Após a vitória de Donald Trump nas eleições presidenciais,
Robert F. Kennedy Jr., antigo candidato presidencial e aliado de Trump, afirmou
que a nova administração fará da remoção do flúor da água pública, nos Estados
Unidos da América (EUA), uma prioridade do primeiro dia.
Kennedy, que
defende teorias fora do comum, incluindo o atinente às vacinas e ao 11 de setembro,
está preparado para assumir papel fundamental na abordagem do governo à Saúde Pública.

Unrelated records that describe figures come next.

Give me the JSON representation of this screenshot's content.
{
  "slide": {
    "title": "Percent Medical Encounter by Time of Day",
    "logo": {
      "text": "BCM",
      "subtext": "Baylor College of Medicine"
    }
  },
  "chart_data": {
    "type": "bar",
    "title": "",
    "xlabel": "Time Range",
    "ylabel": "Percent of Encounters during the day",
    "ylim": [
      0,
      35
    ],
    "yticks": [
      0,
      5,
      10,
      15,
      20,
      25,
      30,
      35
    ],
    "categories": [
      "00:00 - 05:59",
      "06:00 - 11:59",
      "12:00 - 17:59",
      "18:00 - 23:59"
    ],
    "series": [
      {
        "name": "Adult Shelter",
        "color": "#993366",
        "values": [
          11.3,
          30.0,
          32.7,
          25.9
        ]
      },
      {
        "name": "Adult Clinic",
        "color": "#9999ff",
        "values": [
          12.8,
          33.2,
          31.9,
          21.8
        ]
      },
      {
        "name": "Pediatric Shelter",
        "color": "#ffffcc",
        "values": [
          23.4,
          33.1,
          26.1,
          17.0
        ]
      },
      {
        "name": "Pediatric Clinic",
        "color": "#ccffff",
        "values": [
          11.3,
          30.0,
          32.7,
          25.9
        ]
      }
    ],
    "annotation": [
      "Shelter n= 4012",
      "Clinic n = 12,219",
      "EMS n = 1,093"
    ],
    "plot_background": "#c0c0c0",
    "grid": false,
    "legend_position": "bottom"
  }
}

(Fonte: MedicalXpress / Cody
Mello-Klein, Northeastern University).
Segundo
Kennedy, o flúor está ligado à artrite, a fraturas ósseas, ao cancro e à perda
de quociente de inteligência (QI), entre outras doenças. Porém, é de questionar
se tais ideias têm fundamento.
O flúor é um
mineral que, segundo grupos como a American Dental Association, a American
Academy of Pediatrics (AAP) e os Centers for Disease Control and Prevention
(CDC), é vital para a saúde oral, porque repara e previne os danos causados
pelas bactérias que produzem ácido, sempre que se come ou bebe, segundo o CDC.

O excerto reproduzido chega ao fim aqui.